The essential point can be summarised like this: the rising European right-wing leaders may well be interventionists, protectionists and corporatists. But there is a big difference between a business-friendly corporate state promoting the interests of business and a left-wing corporate state dominated by organised labour. Jacques Chirac, Edmund Stoiber, Silvio Berlusconi and the other conservative leaders of Europe are pro-business corporatists. They want to shift the balance of power in labour markets from unions to employers. They want to cut taxes, especially on businesses and families with higher incomes. And they want to make government policy in cl ose co-operation with national business leaders. In many ways, this new European corporatism might resemble the pro-business, nationalist protectionism of George W. Bush. Parts of this programme might repel Thatcherite free-market purists (though Margaret Thatcher herself was far from a pure Thatcherite) but it would represent a major change from the programmes of the Jospin and Schröder Governments which were beholden to unions and suspicious of business power.

Macroeconomic policy could also be strongly affected by Europe’s right-wing tide. The national pride which is central to every conservative party’s political ideology has been shattered by the humiliating performance of most European economies under the management of the European Central Bank (ECB). For Germany, in particular, the descent from the top to the bottom of almost every international economic league is a cause of national embarrassment and shame.

Moreover, the deflationary policies of the European Central Bank can be justifiably blamed for many of the forces driving the neo-Fascist upsurge across Europe. Within the next year or so, therefore, political pressures for a more expansionary ECB policy could become overwhelming. A consensus could even develop for fundamental revisions to the Maastricht treaty to bring monetary policy under direct political control or at least to impose on the European bank the more rational and successful practices of the Bank of England and the US Federal Reserve.

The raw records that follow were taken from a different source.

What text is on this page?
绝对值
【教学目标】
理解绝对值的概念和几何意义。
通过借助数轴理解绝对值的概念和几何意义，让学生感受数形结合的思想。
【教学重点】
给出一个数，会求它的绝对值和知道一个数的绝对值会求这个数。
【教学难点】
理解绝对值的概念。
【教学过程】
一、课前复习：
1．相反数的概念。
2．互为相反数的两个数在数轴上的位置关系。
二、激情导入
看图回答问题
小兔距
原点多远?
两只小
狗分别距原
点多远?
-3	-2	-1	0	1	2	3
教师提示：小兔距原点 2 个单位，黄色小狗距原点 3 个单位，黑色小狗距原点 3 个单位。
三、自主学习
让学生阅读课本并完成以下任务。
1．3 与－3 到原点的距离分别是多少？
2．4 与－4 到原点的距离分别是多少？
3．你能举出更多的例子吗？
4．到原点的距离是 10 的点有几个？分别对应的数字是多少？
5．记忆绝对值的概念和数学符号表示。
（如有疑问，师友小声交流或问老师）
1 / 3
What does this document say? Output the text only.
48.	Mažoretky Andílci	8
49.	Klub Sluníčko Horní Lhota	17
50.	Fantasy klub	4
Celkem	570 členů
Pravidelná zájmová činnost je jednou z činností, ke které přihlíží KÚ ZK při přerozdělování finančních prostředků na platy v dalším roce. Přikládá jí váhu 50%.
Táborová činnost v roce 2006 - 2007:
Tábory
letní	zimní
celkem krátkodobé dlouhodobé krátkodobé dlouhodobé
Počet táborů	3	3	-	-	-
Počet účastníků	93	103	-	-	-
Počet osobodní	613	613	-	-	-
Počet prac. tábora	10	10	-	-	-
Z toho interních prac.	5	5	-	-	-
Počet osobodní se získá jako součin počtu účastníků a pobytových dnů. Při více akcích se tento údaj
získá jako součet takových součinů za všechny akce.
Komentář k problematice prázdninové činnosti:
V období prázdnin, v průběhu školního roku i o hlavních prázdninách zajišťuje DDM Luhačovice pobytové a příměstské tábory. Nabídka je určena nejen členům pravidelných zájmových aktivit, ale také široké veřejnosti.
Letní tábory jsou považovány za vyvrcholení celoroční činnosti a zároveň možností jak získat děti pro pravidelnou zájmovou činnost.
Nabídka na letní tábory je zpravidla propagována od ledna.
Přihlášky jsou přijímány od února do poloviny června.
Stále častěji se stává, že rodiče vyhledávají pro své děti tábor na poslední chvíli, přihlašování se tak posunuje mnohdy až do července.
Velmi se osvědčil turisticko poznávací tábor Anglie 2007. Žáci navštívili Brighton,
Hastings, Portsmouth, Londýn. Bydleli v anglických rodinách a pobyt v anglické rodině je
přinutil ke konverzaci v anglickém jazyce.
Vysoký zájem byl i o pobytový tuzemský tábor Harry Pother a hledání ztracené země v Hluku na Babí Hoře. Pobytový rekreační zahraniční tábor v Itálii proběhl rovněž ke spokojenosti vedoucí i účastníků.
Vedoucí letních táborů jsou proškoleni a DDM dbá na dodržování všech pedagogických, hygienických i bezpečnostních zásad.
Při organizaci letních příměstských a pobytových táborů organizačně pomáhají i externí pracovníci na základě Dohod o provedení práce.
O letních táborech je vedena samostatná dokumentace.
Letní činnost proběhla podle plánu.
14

Finally, the swing to the Right in continental Europe could have major implications for relations with Britain and the United States. As discussed on this page two weeks ago, a resurgent European nationalism could challenge America’s assumption of absolute global hegemony and help to control the swaggering arrogance of the American Right. In Britain, it could have the opposite effect. It could reconcile the Tories to Europe, while alienating Labour and shattering the political unity that Tony Blair would need to have any chance of winning a referendum on the euro.

We must remember that Labour became a pro-European party only in the 1980s, largely because the European Union was seen as a bastion to protect Britain’s Fabian ideals against the barbarism of Mrs Thatcher. But if Europe now swings to the Right, we could see a reversion to the grassroots Labour attitudes of the 1960s: the Common Market was seen as a bosses’ conspiracy to impose capitalism through the back door on Britain, the last best hope for social democracy in a sea of blue.

Even today, many trade unionists and Labour politicians support EU initiatives, including the euro, mainly as defensive mechanisms against the rightist leanings of Mr Blair’s “Third Way”. Hence the abuse heaped on Mr Blair for hobnobbing with right-wing leaders such as Silvio Berlusconi and José-María Aznar instead of spending his time with “fraternal socialist leaders” such as Lionel Jospin and Gerhard Schröder. By the end of the year, though, Labour’s Europhiles could face an awful dilemma: there may be no socialist leaders left for fraternal meetings with Mr Blair.